- Born: Friedrich Elliot von Frankenburg und Ludwigsdorf 2 January 1889 Germany
- Died: 1950 Camden, Australia
- Spouse: Olive Pauline Ward Taylor (aka Stella or Lila)
- Parent(s): Jessie Elliot and Friedrich von Frankenberg

= Friedrich von Frankenberg =

Australian sufi mystic (1889–1950)

Friedrich von Frankenberg (2 January 1889 – 1950), born Friedrich Elliot von Frankenberg and also known as Frederick von Frankenberg and by his Sufi name Sheikh Momin, was one of the early founders of Sufism in Australia. Von Frankenberg studied under Inayat Khan, who first brought this mystical order of Islam to the West, before going on to found the first Sufi society in Australia.

==Early life==
Friedrich Elliot von Frankenberg und Ludwigsdorf was born in Germany on 2 January 1889, to an aristocratic and cultured family and raised mostly in Germany. His father, Friedrich von Frankenberg, was a German baron of independent means, while his mother, Jessie Elliot, was the daughter of a wealthy Australian industrialist family. Her family owned property in Algeria, where her father resided there for lengthy periods, and the young family spent some time in North Africa. This may be where Von Frankenberg first encountered Islam. He later became an Officer for the German Crown Prince, and developed an interest in collecting rare works on Eastern and Islamic literature.

In 1925 and 1926 he attended the Sufi Movement Summer School, led annually by Inayat Khan at Suresnes, in France. He was accepted by Khan as a student (mureed), and given the Sufi name of Momin (meaning faithful), as well as instruction in spiritual practices.

In 1927, Von Frankenberg immigrated to Australia. His mother had inherited a substantial estate from her father, but it had been frozen during World War I because Elliot and her son were German nationals. He seems to have initially travelled to Australia in order to settle his claim to the family property.

In Australia, he married an Australian woman, Olive Pauline Ward Taylor. She was generally known as Stella, or by her Sufi name of Lila, was an accomplished concert pianist and member of a family in Sydney who ran a successful business. In the 1930s the Von Frankenbergs settled on a dairy farm called "Spring Hills" at Camden, on the outskirts of Sydney, where Von Frankenberg was known locally as "the Baron".

From the 1930s to the end of his life Von Frankenberg worked to spread Sufism in Australia and established and led the first Sufi groups in Australia. During World War II, he came under suspicion from the Australian authorities, due mostly to his German background. He was questioned and his mail was monitored, but he was not interned.

==Death and legacy==
Von Frankenberg died in 1950 at the age of 61 and was buried in the Camden cemetery.

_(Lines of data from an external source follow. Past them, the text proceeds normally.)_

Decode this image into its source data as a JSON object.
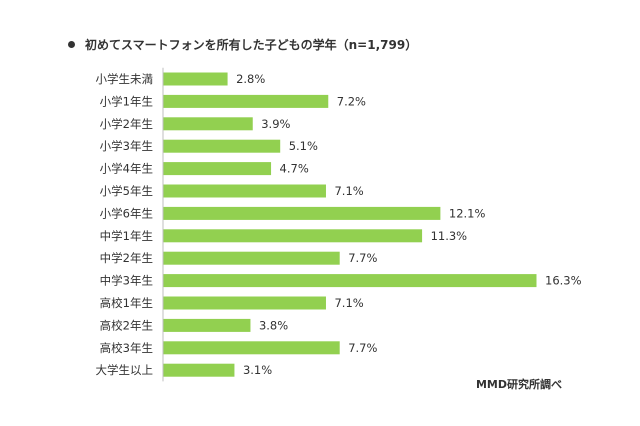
{
  "title": "初めてスマートフォンを所有した子どもの学年（n=1,799）",
  "source": "MMD研究所調べ",
  "colors": {
    "bar": "#92d050",
    "axis": "#bfbfbf",
    "text": "#333333"
  },
  "chart_data": {
    "type": "bar",
    "orientation": "horizontal",
    "title": "初めてスマートフォンを所有した子どもの学年（n=1,799）",
    "categories": [
      "小学生未満",
      "小学1年生",
      "小学2年生",
      "小学3年生",
      "小学4年生",
      "小学5年生",
      "小学6年生",
      "中学1年生",
      "中学2年生",
      "中学3年生",
      "高校1年生",
      "高校2年生",
      "高校3年生",
      "大学生以上"
    ],
    "values": [
      2.8,
      7.2,
      3.9,
      5.1,
      4.7,
      7.1,
      12.1,
      11.3,
      7.7,
      16.3,
      7.1,
      3.8,
      7.7,
      3.1
    ],
    "value_labels": [
      "2.8%",
      "7.2%",
      "3.9%",
      "5.1%",
      "4.7%",
      "7.1%",
      "12.1%",
      "11.3%",
      "7.7%",
      "16.3%",
      "7.1%",
      "3.8%",
      "7.7%",
      "3.1%"
    ],
    "unit": "%",
    "xlim": [
      0,
      16.3
    ],
    "grid": false,
    "legend": "none"
  }
}
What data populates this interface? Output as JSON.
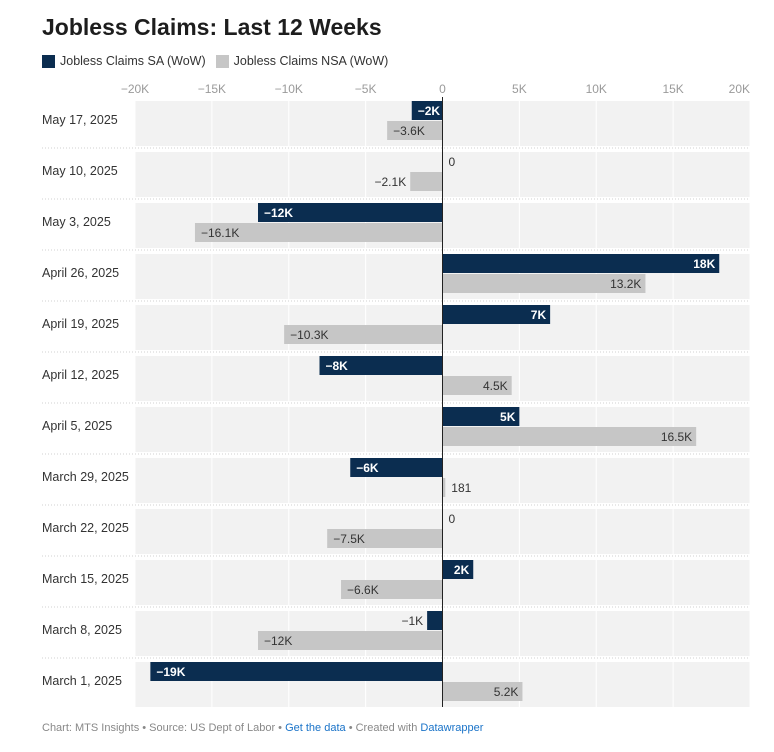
{
  "title": "Jobless Claims: Last 12 Weeks",
  "legend": [
    {
      "label": "Jobless Claims SA (WoW)",
      "color": "#0b2d50"
    },
    {
      "label": "Jobless Claims NSA (WoW)",
      "color": "#c6c6c6"
    }
  ],
  "chart_data": {
    "type": "bar",
    "orientation": "horizontal",
    "categories": [
      "May 17, 2025",
      "May 10, 2025",
      "May 3, 2025",
      "April 26, 2025",
      "April 19, 2025",
      "April 12, 2025",
      "April 5, 2025",
      "March 29, 2025",
      "March 22, 2025",
      "March 15, 2025",
      "March 8, 2025",
      "March 1, 2025"
    ],
    "series": [
      {
        "name": "Jobless Claims SA (WoW)",
        "color": "#0b2d50",
        "values": [
          -2000,
          0,
          -12000,
          18000,
          7000,
          -8000,
          5000,
          -6000,
          0,
          2000,
          -1000,
          -19000
        ],
        "labels": [
          "−2K",
          "0",
          "−12K",
          "18K",
          "7K",
          "−8K",
          "5K",
          "−6K",
          "0",
          "2K",
          "−1K",
          "−19K"
        ]
      },
      {
        "name": "Jobless Claims NSA (WoW)",
        "color": "#c6c6c6",
        "values": [
          -3600,
          -2100,
          -16100,
          13200,
          -10300,
          4500,
          16500,
          181,
          -7500,
          -6600,
          -12000,
          5200
        ],
        "labels": [
          "−3.6K",
          "−2.1K",
          "−16.1K",
          "13.2K",
          "−10.3K",
          "4.5K",
          "16.5K",
          "181",
          "−7.5K",
          "−6.6K",
          "−12K",
          "5.2K"
        ]
      }
    ],
    "xlim": [
      -20000,
      20000
    ],
    "xticks": [
      -20000,
      -15000,
      -10000,
      -5000,
      0,
      5000,
      10000,
      15000,
      20000
    ],
    "xtick_labels": [
      "−20K",
      "−15K",
      "−10K",
      "−5K",
      "0",
      "5K",
      "10K",
      "15K",
      "20K"
    ],
    "legend_position": "top-left",
    "grid": true
  },
  "footer": {
    "credit": "Chart: MTS Insights • Source: US Dept of Labor • ",
    "get_data": "Get the data",
    "created": " • Created with ",
    "tool": "Datawrapper"
  }
}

He left his personal library, a collection of "many rare translations of Muslim, Eastern and other texts he collected in Europe between the 1890s and 1920s", as well as many early Australian editions of works by Inayat Khan, other pamphlets and ephemera that shed light on the early history of Sufism in Australia.

After his death, the small movement that he had founded split, with some members following his student the Australian poet Francis Brabazon into becoming disciples of Meher Baba in Queensland and Dr Karel Frederik Rechlien Jansen (Murshid Sharif), later the National Representative for the Sufi Movement in Australia (SMIA), an affiliate of the International Sufi Movement.

Avatar's Abode is a 40 ha spiritual retreat about 121 km north of Brisbane, near Woombye, dedicated to Meher Baba, established by Brabazon after purchasing the land with money left to him by Von Frankenberg. Von Frankenberg's library was also willed to Brabazon, and which is included in the collection now kept at Avatar's Abode in the Francis Brabazon Library.

Von Frankenberg was the founder of the first Sufi society in Australia, and had a major impact on the growth of the tradition.